I appreciate that if you're in the middle of nowhere miles from a hospital with an A+E dept then you might expect that this would be a little more difficult. This is why a lot of GPs in rural areas do things like minor surgery more often than GPs working in cities. However, if you live in a rural area, this is one of the risks you should come to accept - you are further from a hospital where you can get emergency treatment, just like you are further from your nearest Tescos or airport.
But if the facts are as you state them, that does sound like a clear-cut case of clinical negligence*. Don't tar every GP with the same brush though, and remember, if you live in a town or city, you probably have the option of several different GPs (and surgeries) who you can register with, usually by filling out a simple one-side-of-A4 form.
*IANAL, etc.
However, do you _really_ think that this sort of thing doesn't still go on. These things tend to come out in the wash a significant number of years after they have happened (think state secrets). Certainly with a lot of legislation brought in by the recent Labour government to do with storing and analysing telecommunications, and 'anti-terror' legislation, it would be naïve to think that it doesn't happen.
I'm sure my name is on a list somewhere for criticising that particular bunch of *expletive deleted*. If I were to apply for a job at, say, GCHQ, then this would almost certainly turn up in any security check done against me. It may, or may not, influence my chances of getting said job, depending probably on which way the wind is blowing politically, and on exactly who I have managed to insult in the civil service.
We may have greater freedom in criticising what goes on in other countries, and I'm sure that the Chinese don't enjoy a lot of the freedoms that we do. I do, however, think that maybe the picture that is painted of China is somewhat biased, as is the picture painted of our own nation, but in the other direction.
Finally, I'm certainly not going to try to argue that North Korea is some sort of utopia. You are trying to build a classic straw-man argument by mentioning Pyongyang. Shame on you.
...or your argument is pure rhetoric.
Lets not forget the McCarthyist era in the US, where being openly critical of the countries leaders might not get you locked up, but would most likely get you on a list of 'unamericans'.
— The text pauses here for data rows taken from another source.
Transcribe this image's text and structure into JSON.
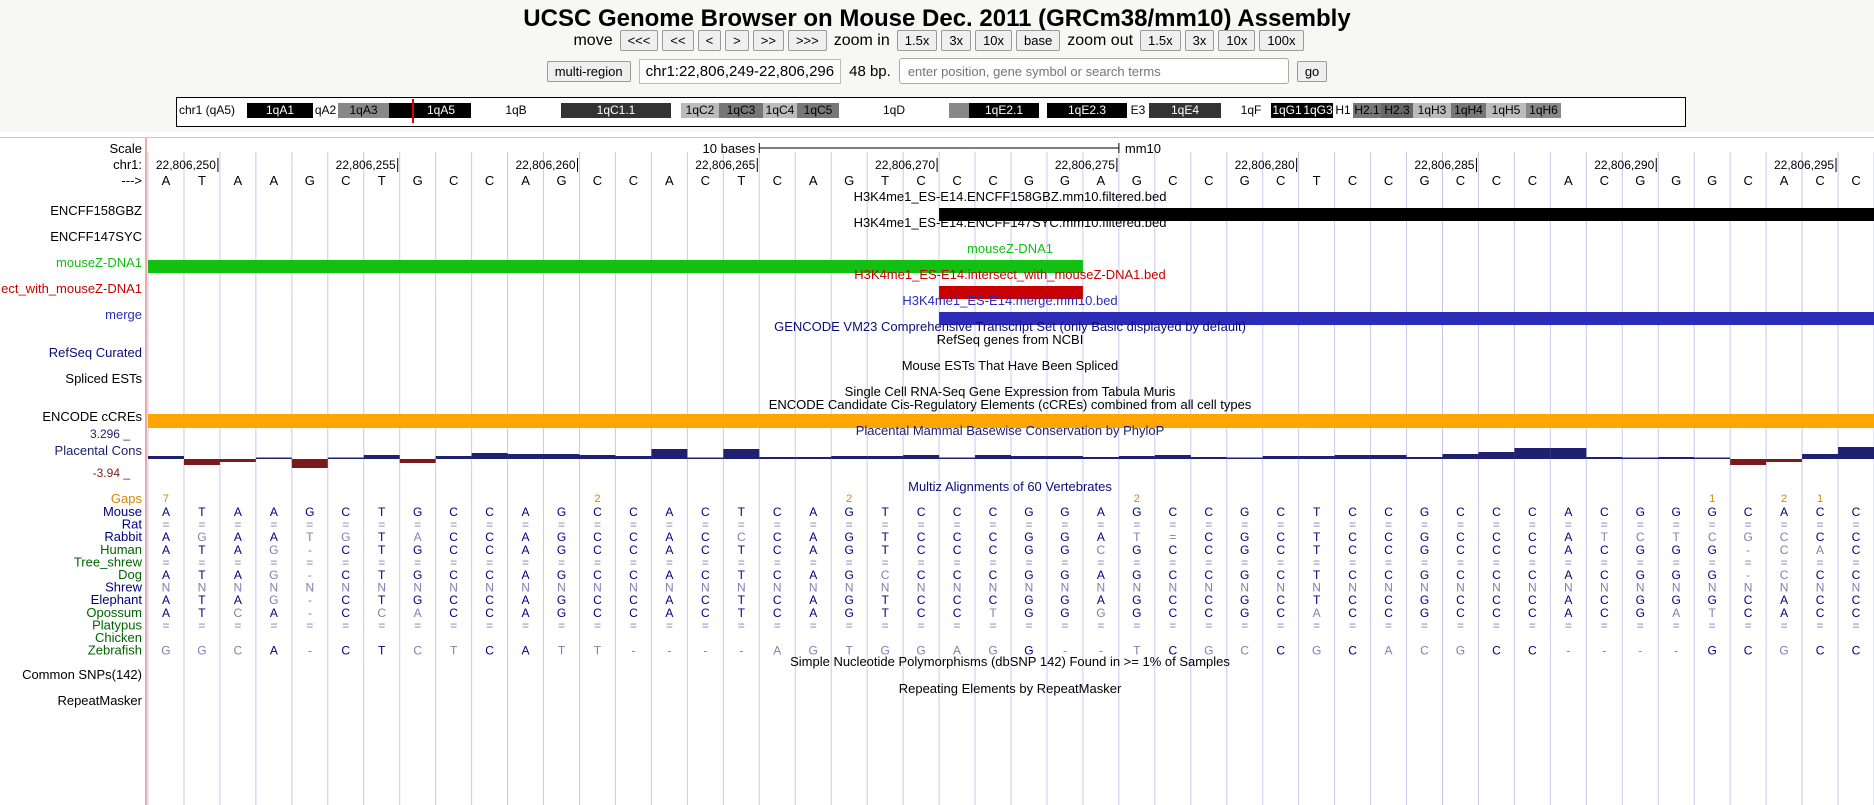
{
  "title": "UCSC Genome Browser on Mouse Dec. 2011 (GRCm38/mm10) Assembly",
  "nav": {
    "move_label": "move",
    "move_buttons": [
      "<<<",
      "<<",
      "<",
      ">",
      ">>",
      ">>>"
    ],
    "zoom_in_label": "zoom in",
    "zoom_in_buttons": [
      "1.5x",
      "3x",
      "10x",
      "base"
    ],
    "zoom_out_label": "zoom out",
    "zoom_out_buttons": [
      "1.5x",
      "3x",
      "10x",
      "100x"
    ]
  },
  "position_bar": {
    "multi_region_label": "multi-region",
    "position": "chr1:22,806,249-22,806,296",
    "size": "48 bp.",
    "search_placeholder": "enter position, gene symbol or search terms",
    "go_label": "go"
  },
  "ideogram": {
    "chrom_label": "chr1 (qA5)",
    "bands": [
      {
        "label": "1qA1",
        "bg": "#000000",
        "fg": "#ffffff"
      },
      {
        "label": "qA2",
        "bg": "#ffffff",
        "fg": "#000000"
      },
      {
        "label": "1qA3",
        "bg": "#888888",
        "fg": "#000000"
      },
      {
        "label": "",
        "bg": "#000000",
        "fg": "#ffffff"
      },
      {
        "label": "1qA5",
        "bg": "#000000",
        "fg": "#ffffff"
      },
      {
        "label": "1qB",
        "bg": "#ffffff",
        "fg": "#000000"
      },
      {
        "label": "1qC1.1",
        "bg": "#333333",
        "fg": "#ffffff"
      },
      {
        "label": "",
        "bg": "#ffffff",
        "fg": "#000000"
      },
      {
        "label": "1qC2",
        "bg": "#bbbbbb",
        "fg": "#000000"
      },
      {
        "label": "1qC3",
        "bg": "#777777",
        "fg": "#000000"
      },
      {
        "label": "1qC4",
        "bg": "#bbbbbb",
        "fg": "#000000"
      },
      {
        "label": "1qC5",
        "bg": "#777777",
        "fg": "#000000"
      },
      {
        "label": "1qD",
        "bg": "#ffffff",
        "fg": "#000000"
      },
      {
        "label": "",
        "bg": "#888888",
        "fg": "#000000"
      },
      {
        "label": "1qE2.1",
        "bg": "#000000",
        "fg": "#ffffff"
      },
      {
        "label": "",
        "bg": "#ffffff",
        "fg": "#000000"
      },
      {
        "label": "1qE2.3",
        "bg": "#000000",
        "fg": "#ffffff"
      },
      {
        "label": "E3",
        "bg": "#ffffff",
        "fg": "#000000"
      },
      {
        "label": "1qE4",
        "bg": "#333333",
        "fg": "#ffffff"
      },
      {
        "label": "",
        "bg": "#ffffff",
        "fg": "#000000"
      },
      {
        "label": "1qF",
        "bg": "#ffffff",
        "fg": "#000000"
      },
      {
        "label": "1qG1",
        "bg": "#000000",
        "fg": "#ffffff"
      },
      {
        "label": "1qG3",
        "bg": "#000000",
        "fg": "#ffffff"
      },
      {
        "label": "H1",
        "bg": "#ffffff",
        "fg": "#000000"
      },
      {
        "label": "H2.1",
        "bg": "#777777",
        "fg": "#000000"
      },
      {
        "label": "H2.3",
        "bg": "#666666",
        "fg": "#000000"
      },
      {
        "label": "1qH3",
        "bg": "#bbbbbb",
        "fg": "#000000"
      },
      {
        "label": "1qH4",
        "bg": "#777777",
        "fg": "#000000"
      },
      {
        "label": "1qH5",
        "bg": "#bbbbbb",
        "fg": "#000000"
      },
      {
        "label": "1qH6",
        "bg": "#888888",
        "fg": "#000000"
      }
    ]
  },
  "ruler": {
    "scale_label": "Scale",
    "chrom_label": "chr1:",
    "strand_label": "--->",
    "scale_bar_text": "10 bases",
    "assembly": "mm10",
    "ticks": [
      "22,806,250",
      "22,806,255",
      "22,806,260",
      "22,806,265",
      "22,806,270",
      "22,806,275",
      "22,806,280",
      "22,806,285",
      "22,806,290",
      "22,806,295"
    ]
  },
  "reference_sequence": "ATAAGCTGCCAGCCACTCAGTCCCGGAGCCGCTCCGCCCACGGGCACC",
  "tracks": {
    "encff158gbz": {
      "side": "ENCFF158GBZ",
      "title": "H3K4me1_ES-E14.ENCFF158GBZ.mm10.filtered.bed",
      "color": "#000000"
    },
    "encff147syc": {
      "side": "ENCFF147SYC",
      "title": "H3K4me1_ES-E14.ENCFF147SYC.mm10.filtered.bed",
      "color": "#000000"
    },
    "mousez": {
      "side": "mouseZ-DNA1",
      "title": "mouseZ-DNA1",
      "color": "#12c012"
    },
    "intersect": {
      "side": "ect_with_mouseZ-DNA1",
      "title": "H3K4me1_ES-E14.intersect_with_mouseZ-DNA1.bed",
      "color": "#c80000"
    },
    "merge": {
      "side": "merge",
      "title": "H3K4me1_ES-E14.merge.mm10.bed",
      "color": "#2c2cb8"
    },
    "gencode": {
      "title": "GENCODE VM23 Comprehensive Transcript Set (only Basic displayed by default)",
      "color": "#0c0c78"
    },
    "refseq": {
      "side": "RefSeq Curated",
      "title": "RefSeq genes from NCBI",
      "color": "#0c0c78"
    },
    "ests": {
      "side": "Spliced ESTs",
      "title": "Mouse ESTs That Have Been Spliced",
      "color": "#000000"
    },
    "tabula": {
      "title": "Single Cell RNA-Seq Gene Expression from Tabula Muris",
      "color": "#000000"
    },
    "ccres": {
      "side": "ENCODE cCREs",
      "title": "ENCODE Candidate Cis-Regulatory Elements (cCREs) combined from all cell types",
      "color": "#ffa500"
    },
    "cons": {
      "side": "Placental Cons",
      "title": "Placental Mammal Basewise Conservation by PhyloP",
      "max": "3.296 _",
      "min": "-3.94 _",
      "pos_color": "#202070",
      "neg_color": "#7a1a1a"
    },
    "multiz": {
      "title": "Multiz Alignments of 60 Vertebrates",
      "gaps_label": "Gaps",
      "gap_color": "#d28800"
    },
    "snps": {
      "side": "Common SNPs(142)",
      "title": "Simple Nucleotide Polymorphisms (dbSNP 142) Found in >= 1% of Samples",
      "color": "#000000"
    },
    "rmsk": {
      "side": "RepeatMasker",
      "title": "Repeating Elements by RepeatMasker",
      "color": "#000000"
    }
  },
  "cons_values": [
    0.3,
    -0.6,
    -0.3,
    0,
    -0.9,
    0.1,
    0.4,
    -0.4,
    0.3,
    0.6,
    0.5,
    0.5,
    0.4,
    0.3,
    1.0,
    0,
    1.0,
    0.2,
    0.2,
    0.3,
    0.3,
    0.4,
    0,
    0.4,
    0.3,
    0.3,
    0.2,
    0.3,
    0.4,
    0.2,
    0,
    0.3,
    0.3,
    0.4,
    0.4,
    0.2,
    0.5,
    0.7,
    1.1,
    1.1,
    0.2,
    0,
    0.2,
    0,
    -0.6,
    -0.3,
    0.5,
    1.2
  ],
  "gap_markers": [
    {
      "col": 0.5,
      "text": "7"
    },
    {
      "col": 12.5,
      "text": "2"
    },
    {
      "col": 19.5,
      "text": "2"
    },
    {
      "col": 27.5,
      "text": "2"
    },
    {
      "col": 43.5,
      "text": "1"
    },
    {
      "col": 45.5,
      "text": "2"
    },
    {
      "col": 46.5,
      "text": "1"
    }
  ],
  "species": [
    {
      "name": "Mouse",
      "color": "#000080",
      "seq": "ATAAGCTGCCAGCCACTCAGTCCCGGAGCCGCTCCGCCCACGGGCACC"
    },
    {
      "name": "Rat",
      "color": "#000080",
      "seq": "================================================"
    },
    {
      "name": "Rabbit",
      "color": "#000080",
      "seq": "AGAATGTACCAGCCACCCAGTCCCGGAT=CGCTCCGCCCATCTCGCCC"
    },
    {
      "name": "Human",
      "color": "#006400",
      "seq": "ATAG-CTGCCAGCCACTCAGTCCCGGCGCCGCTCCGCCCACGGG-CAC"
    },
    {
      "name": "Tree_shrew",
      "color": "#006400",
      "seq": "================================================"
    },
    {
      "name": "Dog",
      "color": "#006400",
      "seq": "ATAG-CTGCCAGCCACTCAGCCCCGGAGCCGCTCCGCCCACGGG-CCC"
    },
    {
      "name": "Shrew",
      "color": "#000080",
      "seq": "NNNNNNNNNNNNNNNNNNNNNNNNNNNNNNNNNNNNNNNNNNNNNNNN"
    },
    {
      "name": "Elephant",
      "color": "#000080",
      "seq": "ATAG-CTGCCAGCCACTCAGTCCCGGAGCCGCTCCGCCCACGGGCACC"
    },
    {
      "name": "Opossum",
      "color": "#006400",
      "seq": "ATCA-CCACCAGCCACTCAGTCCTGGGGCCGCACCGCCCACGATCACC"
    },
    {
      "name": "Platypus",
      "color": "#006400",
      "seq": "================================================"
    },
    {
      "name": "Chicken",
      "color": "#006400",
      "seq": "                                                "
    },
    {
      "name": "Zebrafish",
      "color": "#006400",
      "seq": "GGCA-CTCTCATT----AGTGGAGG--TCGCCGCACGCC----GCGCC"
    }
  ],
  "colors": {
    "sidebar_border": "#e05050",
    "grid_line": "#c8c8f0",
    "base_text": "#000080",
    "dim_text": "#8080b0"
  }
}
Of course China is different. After all, Chinese culture is vastly different from western culture in a number of ways.
I do think it is hypocritical, however, to label something as bad when another country says it, and okay when we do it. Let he who is without sins, etc. etc.
"Citizens are not allowed to infringe upon state, social and collective interests or the legitimate freedom and rights of other citizens. No organization or individual may utilize telecommunication networks to engage in activities that jeopardize state security, the public interest or the legitimate rights and interests of other people."
Could be read as:
"Citizens cannot use the internet to give away state secrets or organise a coup. They may not do things that cause danger to the public, such as encouraging others to blow up a bridge, etc. They may not threaten or otherwise cause harm to others."
I'm pretty sure all of those things would get you in trouble in pretty much any country. Including those that claim 'free speech'.
The flip side of free speech is that although you are free to say whatever you like, once you've said it, some stuff might get you in trouble. The example of the guy who was tried in this country for joking about blowing up an airport on twitter springs to mind.
I live in a flat. We have six wheelie bins, and a number of black recycling boxes and brown compost bins, in a communal bin store, shared by three houses and six flats, which are themselves different sizes. How would one suggest to equitably share the rewards, or more importantly, the penalties (as these would surely follow) imposed by any such scheme.